Robustness to Perturbation in the Algorithm

Because the L1 optimization algorithm and our initializations are stochastic, the final optimized networks may vary slightly from run to run. However, we verified that our results were not overly sensitive to repeated runs of the algorithm, to parameter settings, or to which samples we used by examining two modified networks: one optimized using a subset of 4/5 of the samples and one optimized using λ_p = 2 as opposed to λ_p = 4. We found that both modified networks were highly enriched for links in our actual network; links in the actual network were more than 100 times as likely as random links to be found in the modified networks. In modified networks, we tested a number of the network properties reported above. First, we verified that we still saw statistically significant correlations with the external datasets COEXPRESdb and TS-CoExp. Second, we verified that tissue-specific genes, and genes with shared functions, still showed statistically significant tendencies to be linked to each other. Finally, we verified that tsTFs still showed a statistically significant tendency to be linked to genes with tissue-specific functions. The robustness of all these conclusions made us confident that the conclusions reported above are unlikely to be due to which samples in the dataset are used, the values of the parameters, or variations in the initialization of the algorithm, although specific links in the networks may change.

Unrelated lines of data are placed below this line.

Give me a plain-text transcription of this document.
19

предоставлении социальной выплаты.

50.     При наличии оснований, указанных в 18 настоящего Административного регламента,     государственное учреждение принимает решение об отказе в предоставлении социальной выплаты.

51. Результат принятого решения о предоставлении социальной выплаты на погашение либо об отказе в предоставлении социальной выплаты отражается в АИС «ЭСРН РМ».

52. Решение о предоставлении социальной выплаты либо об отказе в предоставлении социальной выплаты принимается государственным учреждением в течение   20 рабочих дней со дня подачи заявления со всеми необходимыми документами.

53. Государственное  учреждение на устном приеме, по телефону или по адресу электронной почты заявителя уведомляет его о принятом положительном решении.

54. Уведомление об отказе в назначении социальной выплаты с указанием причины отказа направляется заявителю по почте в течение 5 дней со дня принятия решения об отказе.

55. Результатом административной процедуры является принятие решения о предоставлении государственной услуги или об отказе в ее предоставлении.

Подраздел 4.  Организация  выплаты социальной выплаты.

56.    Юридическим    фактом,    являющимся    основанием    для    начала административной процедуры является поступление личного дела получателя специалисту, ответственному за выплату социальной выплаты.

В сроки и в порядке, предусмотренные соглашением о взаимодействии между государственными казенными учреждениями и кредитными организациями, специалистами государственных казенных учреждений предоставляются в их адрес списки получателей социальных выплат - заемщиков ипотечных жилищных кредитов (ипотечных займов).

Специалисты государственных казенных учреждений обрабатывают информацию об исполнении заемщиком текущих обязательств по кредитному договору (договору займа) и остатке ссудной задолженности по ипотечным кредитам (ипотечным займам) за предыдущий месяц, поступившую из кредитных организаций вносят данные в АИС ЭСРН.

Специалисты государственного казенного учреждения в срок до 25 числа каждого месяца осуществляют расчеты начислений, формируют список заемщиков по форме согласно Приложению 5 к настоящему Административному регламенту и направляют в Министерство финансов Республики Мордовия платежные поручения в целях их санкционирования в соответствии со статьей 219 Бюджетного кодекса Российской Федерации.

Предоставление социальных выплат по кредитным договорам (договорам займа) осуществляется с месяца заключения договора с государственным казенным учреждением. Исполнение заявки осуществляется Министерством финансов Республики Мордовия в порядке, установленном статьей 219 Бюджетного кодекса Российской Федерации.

We also analyzed the proportion of links that were conserved across different conditions. We compared networks calculated using our chosen value of λ_p = 4 to those learned with different values of λ_p (S9 Table); 89% of links were conserved between networks learned with λ_p = 4, λ_p = 2, and 98% between networks learned with λ_p = 4, λ_p = 8. A somewhat lower proportion (75%) of links were conserved between λ_p = 4, λ_p = 0, implying that the use of a similarity penalty may be more important than the exact size of the similarity penalty. We also compared the networks learned on all samples to the networks learned using a subset of 4/5 of the samples; 38% of the links were conserved in the average tissue. Given the sparsity of the networks, all these proportions are more than 100 times what random chance would predict. However, because specific links can change depending on which samples are used, the broad conclusions of our analysis are more robust than any particular link we predict.